衣装も用意していますので、着替えてから、
あちらへどうぞ」
「ありがとうございます」
(それにしても、厳かで豪華な結婚式場だな…
ちゃんとしている…見るのは初めてだけど)
着替えた後…
(サイズはあったけど…それにしても…
エキストラは、俺を含めて、20人くらいか…
こういうことは、あまりよくわからないが…
わざわざ、こんなに集まるってことは、
きっと盛大な式になるはずだ。
司の頼みだ。頑張らないとな。
司から転送してもらった、メールの内容は、
先ほど、大まかに確認したが…
当日は、演出担当者が説明する。
と、あった。
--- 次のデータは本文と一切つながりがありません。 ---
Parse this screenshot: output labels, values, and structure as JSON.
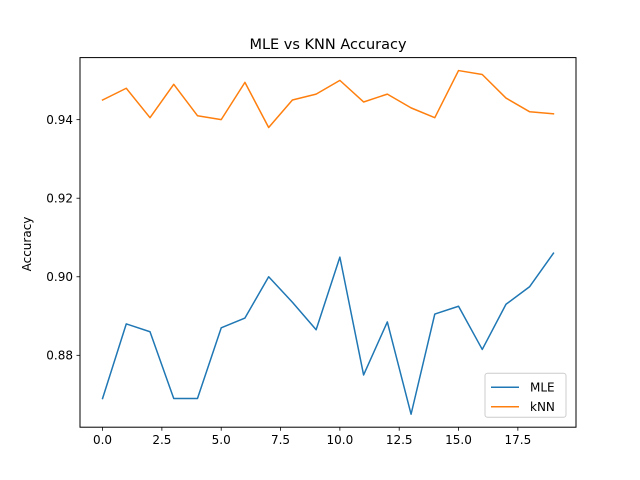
{
  "chart_data": {
    "type": "line",
    "title": "MLE vs KNN Accuracy",
    "xlabel": "",
    "ylabel": "Accuracy",
    "xlim": [
      -0.95,
      19.95
    ],
    "ylim": [
      0.8617,
      0.9558
    ],
    "x_ticks": [
      0,
      2.5,
      5,
      7.5,
      10,
      12.5,
      15,
      17.5
    ],
    "x_tick_labels": [
      "0.0",
      "2.5",
      "5.0",
      "7.5",
      "10.0",
      "12.5",
      "15.0",
      "17.5"
    ],
    "y_ticks": [
      0.88,
      0.9,
      0.92,
      0.94
    ],
    "y_tick_labels": [
      "0.88",
      "0.90",
      "0.92",
      "0.94"
    ],
    "grid": false,
    "legend_position": "lower-right",
    "x": [
      0,
      1,
      2,
      3,
      4,
      5,
      6,
      7,
      8,
      9,
      10,
      11,
      12,
      13,
      14,
      15,
      16,
      17,
      18,
      19
    ],
    "series": [
      {
        "name": "MLE",
        "color": "#1f77b4",
        "values": [
          0.869,
          0.888,
          0.886,
          0.869,
          0.869,
          0.887,
          0.8895,
          0.9,
          0.8935,
          0.8865,
          0.905,
          0.875,
          0.8885,
          0.865,
          0.8905,
          0.8925,
          0.8815,
          0.893,
          0.8975,
          0.906
        ]
      },
      {
        "name": "kNN",
        "color": "#ff7f0e",
        "values": [
          0.945,
          0.948,
          0.9405,
          0.949,
          0.941,
          0.94,
          0.9495,
          0.938,
          0.945,
          0.9465,
          0.95,
          0.9445,
          0.9465,
          0.943,
          0.9405,
          0.9525,
          0.9515,
          0.9455,
          0.942,
          0.9415
        ]
      }
    ]
  }
}
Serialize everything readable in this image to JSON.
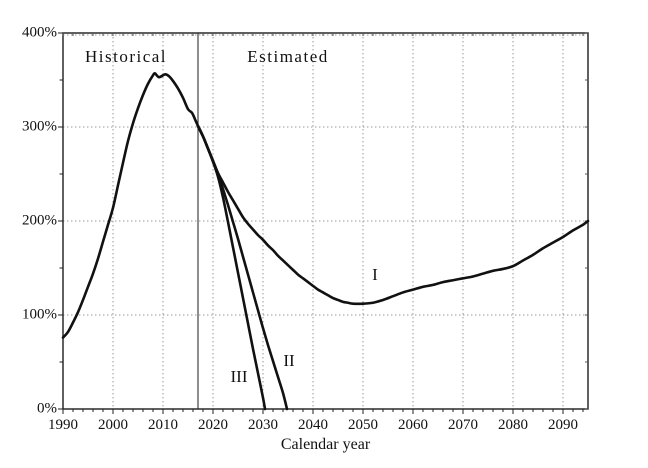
{
  "chart_data": {
    "type": "line",
    "title": "",
    "xlabel": "Calendar year",
    "ylabel": "",
    "x_range": [
      1990,
      2095
    ],
    "y_range": [
      0,
      400
    ],
    "x_ticks": [
      {
        "value": 1990,
        "label": "1990"
      },
      {
        "value": 2000,
        "label": "2000"
      },
      {
        "value": 2010,
        "label": "2010"
      },
      {
        "value": 2020,
        "label": "2020"
      },
      {
        "value": 2030,
        "label": "2030"
      },
      {
        "value": 2040,
        "label": "2040"
      },
      {
        "value": 2050,
        "label": "2050"
      },
      {
        "value": 2060,
        "label": "2060"
      },
      {
        "value": 2070,
        "label": "2070"
      },
      {
        "value": 2080,
        "label": "2080"
      },
      {
        "value": 2090,
        "label": "2090"
      }
    ],
    "y_ticks": [
      {
        "value": 0,
        "label": "0%"
      },
      {
        "value": 100,
        "label": "100%"
      },
      {
        "value": 200,
        "label": "200%"
      },
      {
        "value": 300,
        "label": "300%"
      },
      {
        "value": 400,
        "label": "400%"
      }
    ],
    "x_minor_tick_step": 2,
    "y_minor_tick_step": 50,
    "grid_x": [
      2000,
      2010,
      2020,
      2030,
      2040,
      2050,
      2060,
      2070,
      2080,
      2090
    ],
    "grid_y": [
      100,
      200,
      300,
      400
    ],
    "separator_year": 2017,
    "legend_position": "none",
    "grid_on": true,
    "region_labels": [
      {
        "id": "historical",
        "text": "Historical",
        "year": 2002.6,
        "pct": 374
      },
      {
        "id": "estimated",
        "text": "Estimated",
        "year": 2035.0,
        "pct": 374
      }
    ],
    "series": [
      {
        "name": "historical",
        "label": "",
        "points": [
          [
            1990,
            76
          ],
          [
            1991,
            82
          ],
          [
            1992,
            92
          ],
          [
            1993,
            103
          ],
          [
            1994,
            116
          ],
          [
            1995,
            130
          ],
          [
            1996,
            144
          ],
          [
            1997,
            160
          ],
          [
            1998,
            178
          ],
          [
            1999,
            196
          ],
          [
            2000,
            214
          ],
          [
            2001,
            238
          ],
          [
            2002,
            262
          ],
          [
            2003,
            285
          ],
          [
            2004,
            304
          ],
          [
            2005,
            320
          ],
          [
            2006,
            334
          ],
          [
            2007,
            346
          ],
          [
            2008,
            355
          ],
          [
            2008.4,
            357
          ],
          [
            2009.2,
            353
          ],
          [
            2010.4,
            356
          ],
          [
            2011.2,
            354
          ],
          [
            2012,
            349
          ],
          [
            2013,
            341
          ],
          [
            2014,
            331
          ],
          [
            2015,
            319
          ],
          [
            2015.8,
            315
          ],
          [
            2016.5,
            307
          ],
          [
            2017,
            301
          ]
        ]
      },
      {
        "name": "alternative-I",
        "label": "I",
        "label_pos": {
          "year": 2052.4,
          "pct": 143
        },
        "points": [
          [
            2017,
            301
          ],
          [
            2018,
            290
          ],
          [
            2019,
            277
          ],
          [
            2020,
            264
          ],
          [
            2021,
            251
          ],
          [
            2022,
            241
          ],
          [
            2023,
            231
          ],
          [
            2024,
            222
          ],
          [
            2025,
            213
          ],
          [
            2026,
            204
          ],
          [
            2027,
            197
          ],
          [
            2028,
            191
          ],
          [
            2029,
            185
          ],
          [
            2030,
            180
          ],
          [
            2031,
            174
          ],
          [
            2032,
            169
          ],
          [
            2033,
            163
          ],
          [
            2034,
            158
          ],
          [
            2035,
            153
          ],
          [
            2036,
            148
          ],
          [
            2037,
            143
          ],
          [
            2038,
            139
          ],
          [
            2039,
            135
          ],
          [
            2040,
            131
          ],
          [
            2041,
            127
          ],
          [
            2042,
            124
          ],
          [
            2043,
            121
          ],
          [
            2044,
            118
          ],
          [
            2045,
            116
          ],
          [
            2046,
            114
          ],
          [
            2047,
            113
          ],
          [
            2048,
            112
          ],
          [
            2050,
            112
          ],
          [
            2052,
            113
          ],
          [
            2054,
            116
          ],
          [
            2056,
            120
          ],
          [
            2058,
            124
          ],
          [
            2060,
            127
          ],
          [
            2062,
            130
          ],
          [
            2064,
            132
          ],
          [
            2066,
            135
          ],
          [
            2068,
            137
          ],
          [
            2070,
            139
          ],
          [
            2072,
            141
          ],
          [
            2074,
            144
          ],
          [
            2076,
            147
          ],
          [
            2078,
            149
          ],
          [
            2080,
            152
          ],
          [
            2082,
            158
          ],
          [
            2084,
            164
          ],
          [
            2086,
            171
          ],
          [
            2088,
            177
          ],
          [
            2090,
            183
          ],
          [
            2092,
            190
          ],
          [
            2094,
            196
          ],
          [
            2095,
            200
          ]
        ]
      },
      {
        "name": "alternative-II",
        "label": "II",
        "label_pos": {
          "year": 2035.2,
          "pct": 51
        },
        "points": [
          [
            2017,
            301
          ],
          [
            2018,
            290
          ],
          [
            2019,
            277
          ],
          [
            2020,
            264
          ],
          [
            2021,
            250
          ],
          [
            2022,
            234
          ],
          [
            2023,
            217
          ],
          [
            2024,
            199
          ],
          [
            2025,
            181
          ],
          [
            2026,
            162
          ],
          [
            2027,
            143
          ],
          [
            2028,
            124
          ],
          [
            2029,
            105
          ],
          [
            2030,
            86
          ],
          [
            2031,
            68
          ],
          [
            2032,
            51
          ],
          [
            2033,
            34
          ],
          [
            2034,
            17
          ],
          [
            2034.8,
            0
          ]
        ]
      },
      {
        "name": "alternative-III",
        "label": "III",
        "label_pos": {
          "year": 2025.2,
          "pct": 34
        },
        "points": [
          [
            2017,
            301
          ],
          [
            2018,
            290
          ],
          [
            2019,
            277
          ],
          [
            2020,
            263
          ],
          [
            2021,
            247
          ],
          [
            2022,
            225
          ],
          [
            2023,
            199
          ],
          [
            2024,
            172
          ],
          [
            2025,
            145
          ],
          [
            2026,
            118
          ],
          [
            2027,
            91
          ],
          [
            2028,
            64
          ],
          [
            2029,
            38
          ],
          [
            2030,
            12
          ],
          [
            2030.4,
            0
          ]
        ]
      }
    ],
    "line_color": "#111111",
    "grid_color": "#9a9a9a",
    "frame_color": "#2b2b2b",
    "separator_color": "#444444"
  }
}
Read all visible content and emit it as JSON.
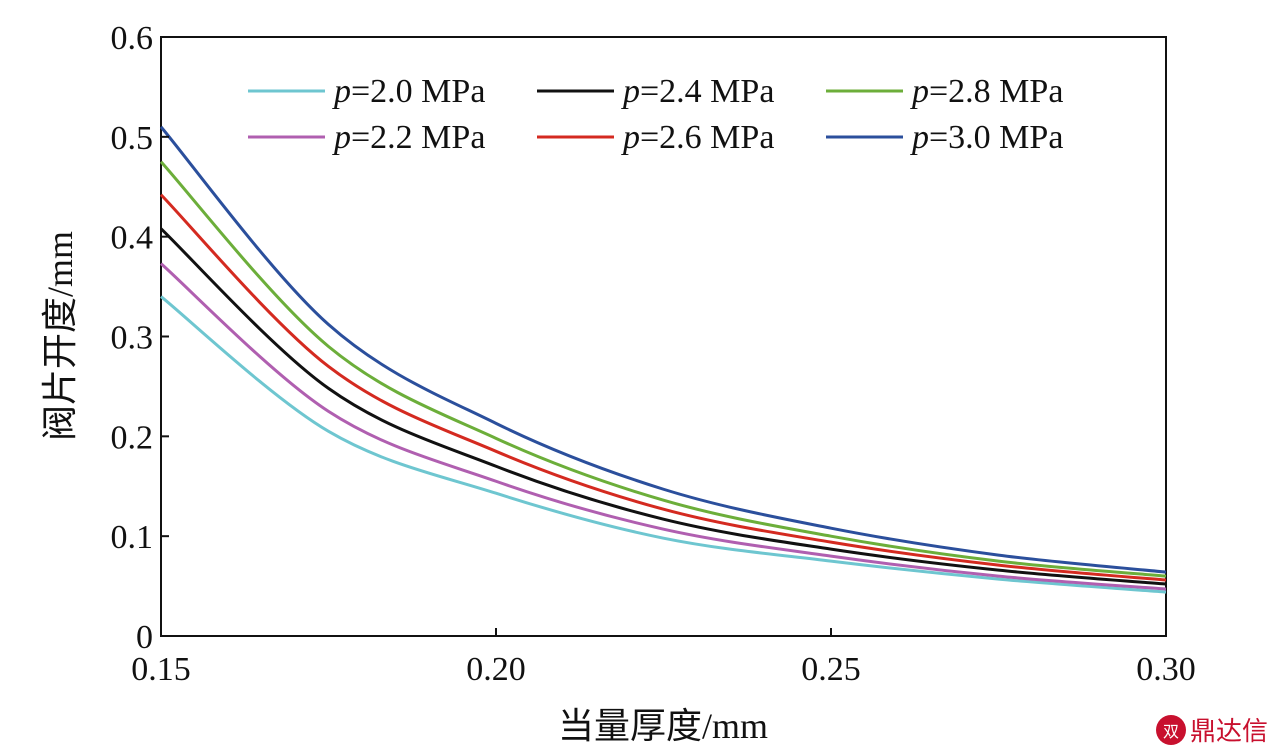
{
  "chart_data": {
    "type": "line",
    "title": "",
    "xlabel": "当量厚度/mm",
    "ylabel": "阀片开度/mm",
    "xlim": [
      0.15,
      0.3
    ],
    "ylim": [
      0,
      0.6
    ],
    "xticks": [
      0.15,
      0.2,
      0.25,
      0.3
    ],
    "xtick_labels": [
      "0.15",
      "0.20",
      "0.25",
      "0.30"
    ],
    "yticks": [
      0,
      0.1,
      0.2,
      0.3,
      0.4,
      0.5,
      0.6
    ],
    "ytick_labels": [
      "0",
      "0.1",
      "0.2",
      "0.3",
      "0.4",
      "0.5",
      "0.6"
    ],
    "grid": false,
    "legend_position": "top",
    "x": [
      0.15,
      0.175,
      0.2,
      0.225,
      0.25,
      0.275,
      0.3
    ],
    "series": [
      {
        "name": "p=2.0 MPa",
        "prefix": "p",
        "rest": "=2.0 MPa",
        "color": "#6ec6d0",
        "values": [
          0.34,
          0.205,
          0.143,
          0.098,
          0.075,
          0.057,
          0.044
        ]
      },
      {
        "name": "p=2.2 MPa",
        "prefix": "p",
        "rest": "=2.2 MPa",
        "color": "#b05fb0",
        "values": [
          0.373,
          0.225,
          0.155,
          0.107,
          0.08,
          0.06,
          0.047
        ]
      },
      {
        "name": "p=2.4 MPa",
        "prefix": "p",
        "rest": "=2.4 MPa",
        "color": "#111111",
        "values": [
          0.408,
          0.248,
          0.17,
          0.117,
          0.087,
          0.066,
          0.052
        ]
      },
      {
        "name": "p=2.6 MPa",
        "prefix": "p",
        "rest": "=2.6 MPa",
        "color": "#d42a20",
        "values": [
          0.442,
          0.27,
          0.185,
          0.127,
          0.094,
          0.071,
          0.056
        ]
      },
      {
        "name": "p=2.8 MPa",
        "prefix": "p",
        "rest": "=2.8 MPa",
        "color": "#6cae3a",
        "values": [
          0.475,
          0.29,
          0.198,
          0.136,
          0.1,
          0.075,
          0.06
        ]
      },
      {
        "name": "p=3.0 MPa",
        "prefix": "p",
        "rest": "=3.0 MPa",
        "color": "#2b4f9c",
        "values": [
          0.51,
          0.312,
          0.213,
          0.147,
          0.108,
          0.081,
          0.064
        ]
      }
    ]
  },
  "watermark": {
    "icon": "dx-logo-icon",
    "text": "鼎达信"
  }
}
まだ、それらしい人物が見当たらないぞ…)
2人の式場スタッフが、挨拶した。
「エキストラの皆さん、お待たせしています」
「いよいよだな」
「只今、本日の演出担当の方から、
連絡が入りました。少々遅れるようです」
「その為、先に本日の流れを、
我々、式場スタッフが、ご説明します」
(俺も、よくわからないから、
説明してもらえるのは、助かるな)
「まず、今回の内容は、新婦様から新郎様への、
サプライズとなっていますので、
他の出席者の方に、内容を言うのは、
一切禁止されています」
「事前にお知らせした通り、
今回、皆さんにやっていただくのは、
式場内のフラッシュモブになります」
(フラッシュ…モブ?なんだろうな…?
どんなことをするんだろう?)
「段取りとしては、次の事を致します。
まず皆さんには、出席者のふりをしつつ、
屋外の人前式に参加していただきます」
「式の最後に、立会人代表である、
新郎様のご友人が、おふたりに対して、
こう言います」
(いかなる時も、互いに愛し合うことを誓いますか?)
「と、問います」
「新郎さまが誓い、新婦様が誓おうとした時、
この男性の方に、ちょっと待った!
と、声を上げていただきます」
(…?ちょっと、待った…?」)
「この男性の方には、新郎様の前に立ち、
こう言います」
(自分も彼女を愛している! 結婚しよう!)
「と、その場で、彼女にプロポーズします」
(…?)
「そこで、新婦様は、(私はこの人しかいない)
と、新郎様を選びます。
皆さんは、その場で、お幸せにと言い、
そのセリフをきっかけに、ダンスと歌が始まり、
おふたりを祝福する、内容になっています」
(よくわからないが…頑張ろう…難しいけど…)
「ダンスと歌については、既に担当が振り分けられています。
各自練習してください」
「その他、詳細はについては、
演出の担当者が、到着次第、
指示があると思いますので、お待ちください」
こうして、天成を含む、エキストラ達は、
ダンスと歌の練習をするのだった。